Cleveland Middle School eighth grader Shawn Calt said it takes “quite a bit” of work.
“We have different teams doing different things,” the 13-year-old student said.
And Harmon said the teams had done a good job. Through 12 launch attempts, there were only two misfires. Only once did a parachute fail to open properly.
“It doesn’t mean you’ve done anything wrong,” Harmon assures a team after a misfire. There would be other attempts to launch the rockets, she said.
But the work wasn’t over after the rockets were launched. Recovery teams used GPS to find the rockets and collect data.

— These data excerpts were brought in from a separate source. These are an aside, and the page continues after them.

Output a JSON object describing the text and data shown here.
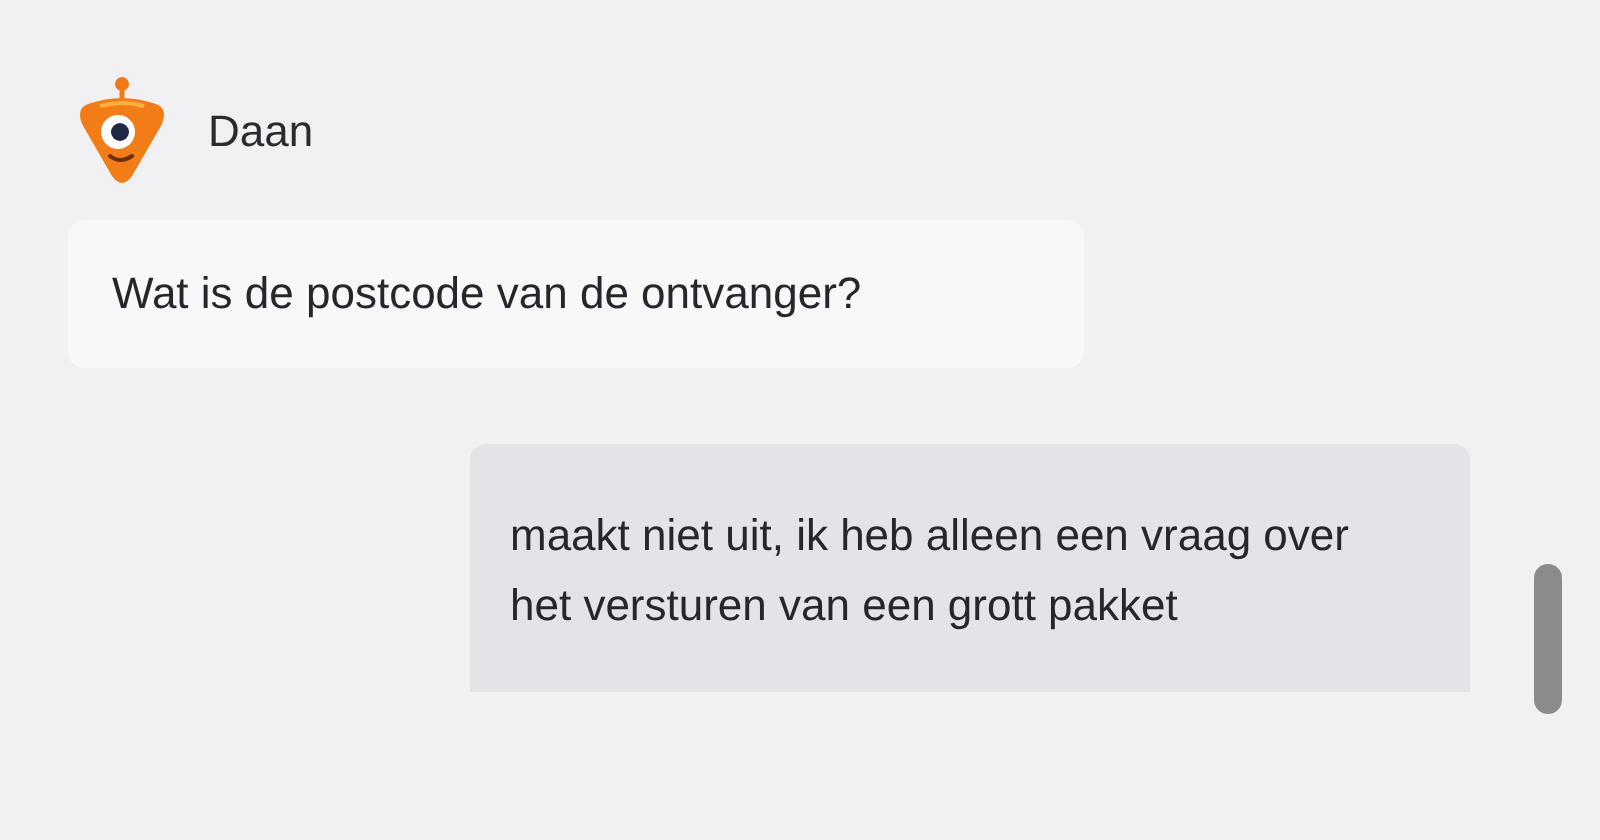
{
  "messages": [
    {
      "kind": "bot",
      "sender": "Daan",
      "text": "Wat is de postcode van de ontvanger?"
    },
    {
      "kind": "user",
      "text": "maakt niet uit, ik heb alleen een vraag over het versturen van een grott pakket"
    }
  ]
}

“We’ll analyze our data to see how high their rocket went, what their range was and how this compares to the simulation data (that was run before the rocket launched),” Harmon said of a five-hour session the academy will have with the students later in the fall semester. “Did the model that we have really predict what the real world is about? If not, why? How can we make that model better to match what happened in the real world?”
She said activities such as the rocket launch inspire students to think about careers in STEM, or science, technology, engineering and math.
Peralta Elementary School sixth grader Riley Dumas, 12, was already thinking about a STEM career as she awaited her team’s launch.
“I really like this because I get to experience science,” she said. “And I want to be an engineer when I grow up. And I get to understand how rockets work and how they launch.”
Cleveland Middle School science teacher Jess Popp said the activity gets students out of the classroom and “out in the field.”
“They get to apply the physics we’ve been talking about,” he said. “They can actually do something hands-on — launch rockets. I think I’m having as much fun as, or more fun than, the kids are.”